Thursday, November 01, 2007

64. Poetry in motion at Joyce Green Hospital.

Poetry in motion at Joyce Green Hospital.

Key words/phrases: Head Gardener: “Mac” MacIntyre, Etienne de Grellet du Mabillier (a.k.a. Stephen Grellet), Lyon Military College, body-guard of Louis XVI, Queens District of New York City, Quakers, William Penn, George Fox, Illinois, New Orleans, Canada, Pope Pius VII, Czar Alexander 1st and the Kings of Spain and Prussia.

No. 64

I once shared an office with a health visitor who had a poster behind her desk of a sunset bearing the caption: “We don’t remember hours, we remember moments.”

Does that ring true in your experience ? Can you still remember brief experiences, thoughts or feelings that occurred long ago with an unexpected degree of clarity ? If so I suppose that this says something important about the profound impact that certain things have upon us at the time that they occur ?

One of the many things that I can remember happening to me whilst I was working at Joyce Green Hospital was being given a lift by “Mac” MacIntyre, the head gardener, in the Gardens Dept van down the main drive and out of the hospital. I was on my way to Dartford and he stopped just before the Porter’s Lodge by the main gate and offered me a lift.

It was a cold morning and I had just missed the bus that would have dropped me off at Dartford railway station. As we set off in the van, I thanked him for taking the trouble to stop and offer me a lift, to which his response was: “I shall pass this way but once.”

I asked him what he meant and in his rolling Scottish accent he said, “Do ye nae know tha ?” I shook my head to show that I didn’t, which prompted him into reciting part of a poem as he drove further down the drive. A verse of which - very strangely - has stayed in the back of my mind for the last 40 years:

“I shall pass through this world but once. Any good therefore that I can do or any kindness that I can show to any human being let me do it now. Let me not defer nor neglect it, for I shall not pass this way again.”

But why did this verse have such an impact on me, so much so that it became burnt into my memory ? I suppose that it was one another of those occasions in early adulthood when the brevity of life dawned on me and “Mac”, who was also aware of how short life can sometimes be had “walked the talk” that day in offering me a lift.

The poem, by the way, is attributed to a certain Etienne de Grellet du Mabillier who later on in life became known as Stephen Grellet.

He was the son of a well-to-do counsellor to King Louis XVI, was raised as a Roman Catholic & was educated at the Military College in Lyon. At the age of 17yrs he joined the body-guard of Louis XVI but when he was sentenced to be executed in 1795 (during the French Revolution) he escaped & fled to Newtown, now part of Queens, New York City.

In 1796, impressed by the writings of William Penn, George Fox and the Quaker faith he joined the Society of Friends.

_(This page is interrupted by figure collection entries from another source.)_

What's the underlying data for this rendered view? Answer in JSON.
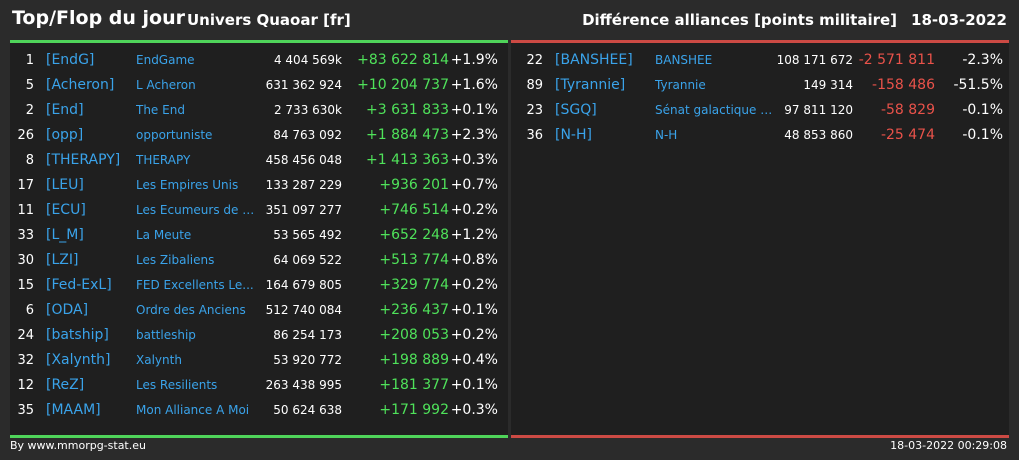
{
  "header": {
    "title": "Top/Flop du jour",
    "universe": "Univers Quaoar [fr]",
    "metric": "Différence alliances [points militaire]",
    "date": "18-03-2022"
  },
  "top": [
    {
      "rank": "1",
      "tag": "[EndG]",
      "name": "EndGame",
      "points": "4 404 569k",
      "diff": "+83 622 814",
      "pct": "+1.9%"
    },
    {
      "rank": "5",
      "tag": "[Acheron]",
      "name": "L Acheron",
      "points": "631 362 924",
      "diff": "+10 204 737",
      "pct": "+1.6%"
    },
    {
      "rank": "2",
      "tag": "[End]",
      "name": "The End",
      "points": "2 733 630k",
      "diff": "+3 631 833",
      "pct": "+0.1%"
    },
    {
      "rank": "26",
      "tag": "[opp]",
      "name": "opportuniste",
      "points": "84 763 092",
      "diff": "+1 884 473",
      "pct": "+2.3%"
    },
    {
      "rank": "8",
      "tag": "[THERAPY]",
      "name": "THERAPY",
      "points": "458 456 048",
      "diff": "+1 413 363",
      "pct": "+0.3%"
    },
    {
      "rank": "17",
      "tag": "[LEU]",
      "name": "Les Empires Unis",
      "points": "133 287 229",
      "diff": "+936 201",
      "pct": "+0.7%"
    },
    {
      "rank": "11",
      "tag": "[ECU]",
      "name": "Les Ecumeurs de G...",
      "points": "351 097 277",
      "diff": "+746 514",
      "pct": "+0.2%"
    },
    {
      "rank": "33",
      "tag": "[L_M]",
      "name": "La Meute",
      "points": "53 565 492",
      "diff": "+652 248",
      "pct": "+1.2%"
    },
    {
      "rank": "30",
      "tag": "[LZI]",
      "name": "Les Zibaliens",
      "points": "64 069 522",
      "diff": "+513 774",
      "pct": "+0.8%"
    },
    {
      "rank": "15",
      "tag": "[Fed-ExL]",
      "name": "FED Excellents Le...",
      "points": "164 679 805",
      "diff": "+329 774",
      "pct": "+0.2%"
    },
    {
      "rank": "6",
      "tag": "[ODA]",
      "name": "Ordre des Anciens",
      "points": "512 740 084",
      "diff": "+236 437",
      "pct": "+0.1%"
    },
    {
      "rank": "24",
      "tag": "[batship]",
      "name": "battleship",
      "points": "86 254 173",
      "diff": "+208 053",
      "pct": "+0.2%"
    },
    {
      "rank": "32",
      "tag": "[Xalynth]",
      "name": "Xalynth",
      "points": "53 920 772",
      "diff": "+198 889",
      "pct": "+0.4%"
    },
    {
      "rank": "12",
      "tag": "[ReZ]",
      "name": "Les Resilients",
      "points": "263 438 995",
      "diff": "+181 377",
      "pct": "+0.1%"
    },
    {
      "rank": "35",
      "tag": "[MAAM]",
      "name": "Mon Alliance A Moi",
      "points": "50 624 638",
      "diff": "+171 992",
      "pct": "+0.3%"
    }
  ],
  "flop": [
    {
      "rank": "22",
      "tag": "[BANSHEE]",
      "name": "BANSHEE",
      "points": "108 171 672",
      "diff": "-2 571 811",
      "pct": "-2.3%"
    },
    {
      "rank": "89",
      "tag": "[Tyrannie]",
      "name": "Tyrannie",
      "points": "149 314",
      "diff": "-158 486",
      "pct": "-51.5%"
    },
    {
      "rank": "23",
      "tag": "[SGQ]",
      "name": "Sénat galactique d...",
      "points": "97 811 120",
      "diff": "-58 829",
      "pct": "-0.1%"
    },
    {
      "rank": "36",
      "tag": "[N-H]",
      "name": "N-H",
      "points": "48 853 860",
      "diff": "-25 474",
      "pct": "-0.1%"
    }
  ],
  "colors": {
    "background": "#2b2b2b",
    "panel": "#1f1f1f",
    "positive": "#4fe25a",
    "negative": "#e9524a",
    "link": "#3aa3ea"
  },
  "footer": {
    "source": "By www.mmorpg-stat.eu",
    "timestamp": "18-03-2022 00:29:08"
  }
}
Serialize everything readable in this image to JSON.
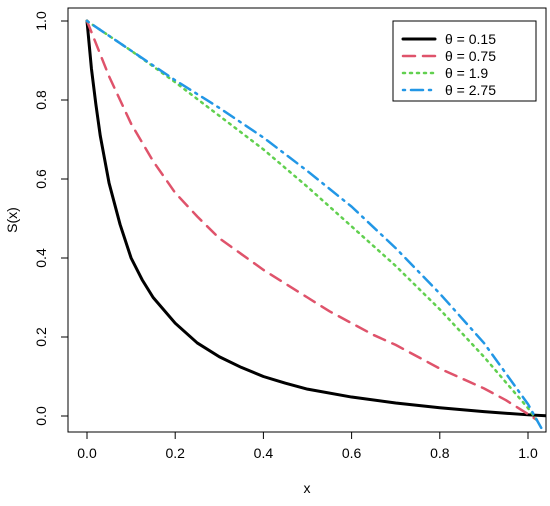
{
  "chart_data": {
    "type": "line",
    "title": "",
    "xlabel": "x",
    "ylabel": "S(x)",
    "xlim": [
      0.0,
      1.05
    ],
    "ylim": [
      0.0,
      1.0
    ],
    "x_ticks": [
      0.0,
      0.2,
      0.4,
      0.6,
      0.8,
      1.0
    ],
    "x_tick_labels": [
      "0.0",
      "0.2",
      "0.4",
      "0.6",
      "0.8",
      "1.0"
    ],
    "y_ticks": [
      0.0,
      0.2,
      0.4,
      0.6,
      0.8,
      1.0
    ],
    "y_tick_labels": [
      "0.0",
      "0.2",
      "0.4",
      "0.6",
      "0.8",
      "1.0"
    ],
    "grid": false,
    "legend_position": "top-right",
    "legend_entries": [
      {
        "label": "θ = 0.15",
        "color": "#000000",
        "style": "solid"
      },
      {
        "label": "θ = 0.75",
        "color": "#DF536B",
        "style": "dashed"
      },
      {
        "label": "θ = 1.9",
        "color": "#61D04F",
        "style": "dotted"
      },
      {
        "label": "θ = 2.75",
        "color": "#2297E6",
        "style": "dotdash"
      }
    ],
    "series": [
      {
        "name": "θ = 0.15",
        "color": "#000000",
        "style": "solid",
        "x": [
          0.0,
          0.01,
          0.02,
          0.03,
          0.04,
          0.05,
          0.075,
          0.1,
          0.125,
          0.15,
          0.2,
          0.25,
          0.3,
          0.35,
          0.4,
          0.45,
          0.5,
          0.6,
          0.7,
          0.8,
          0.9,
          1.0,
          1.05
        ],
        "y": [
          1.0,
          0.88,
          0.79,
          0.71,
          0.65,
          0.59,
          0.485,
          0.4,
          0.345,
          0.3,
          0.235,
          0.185,
          0.15,
          0.123,
          0.1,
          0.083,
          0.068,
          0.048,
          0.033,
          0.021,
          0.011,
          0.003,
          0.0
        ]
      },
      {
        "name": "θ = 0.75",
        "color": "#DF536B",
        "style": "dashed",
        "x": [
          0.0,
          0.05,
          0.1,
          0.15,
          0.2,
          0.25,
          0.3,
          0.35,
          0.4,
          0.45,
          0.5,
          0.55,
          0.6,
          0.65,
          0.7,
          0.75,
          0.8,
          0.85,
          0.9,
          0.95,
          1.0,
          1.02
        ],
        "y": [
          1.0,
          0.86,
          0.74,
          0.645,
          0.565,
          0.505,
          0.45,
          0.41,
          0.37,
          0.335,
          0.3,
          0.265,
          0.235,
          0.205,
          0.18,
          0.15,
          0.12,
          0.095,
          0.07,
          0.04,
          0.005,
          -0.01
        ]
      },
      {
        "name": "θ = 1.9",
        "color": "#61D04F",
        "style": "dotted",
        "x": [
          0.0,
          0.1,
          0.2,
          0.3,
          0.4,
          0.5,
          0.6,
          0.7,
          0.8,
          0.9,
          1.0,
          1.02
        ],
        "y": [
          1.0,
          0.925,
          0.845,
          0.76,
          0.675,
          0.58,
          0.48,
          0.38,
          0.27,
          0.15,
          0.02,
          -0.01
        ]
      },
      {
        "name": "θ = 2.75",
        "color": "#2297E6",
        "style": "dotdash",
        "x": [
          0.0,
          0.1,
          0.2,
          0.3,
          0.4,
          0.5,
          0.6,
          0.7,
          0.8,
          0.9,
          1.0,
          1.03
        ],
        "y": [
          1.0,
          0.925,
          0.85,
          0.78,
          0.705,
          0.62,
          0.53,
          0.425,
          0.31,
          0.185,
          0.03,
          -0.03
        ]
      }
    ]
  }
}
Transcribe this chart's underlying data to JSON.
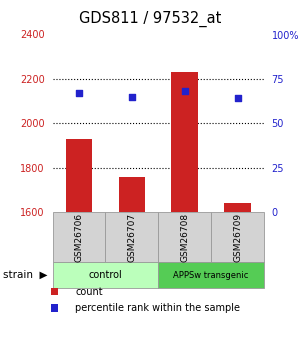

He traded in New York and used his profits to finance a series of missionary tours extending through all the settled parts of the USA, west to Illinois, north into Canada and south to New Orleans.

Driven by his faith he developed an interest in education, in prison and hospital conditions, in provision for the poor and in various other social problems and he made it his business to inquire into prevailing conditions in every country that he visited. Somewhat surprisingly he was granted meetings with various rulers and dignitaries around the globe including Pope Pius VII, Czar Alexander I and the Kings of Spain and Prussia to whom he made recommendations for improvements in conditions wherever he could.

I suppose that it dawned upon him that he was only likely to be able to influence certain situations once in his life - as he passed by - and it seems to have made him determined to take action wherever it was possible, as “Mac” did that day when he had the chance on the main drive of Joyce Green Hospital and made that small gesture.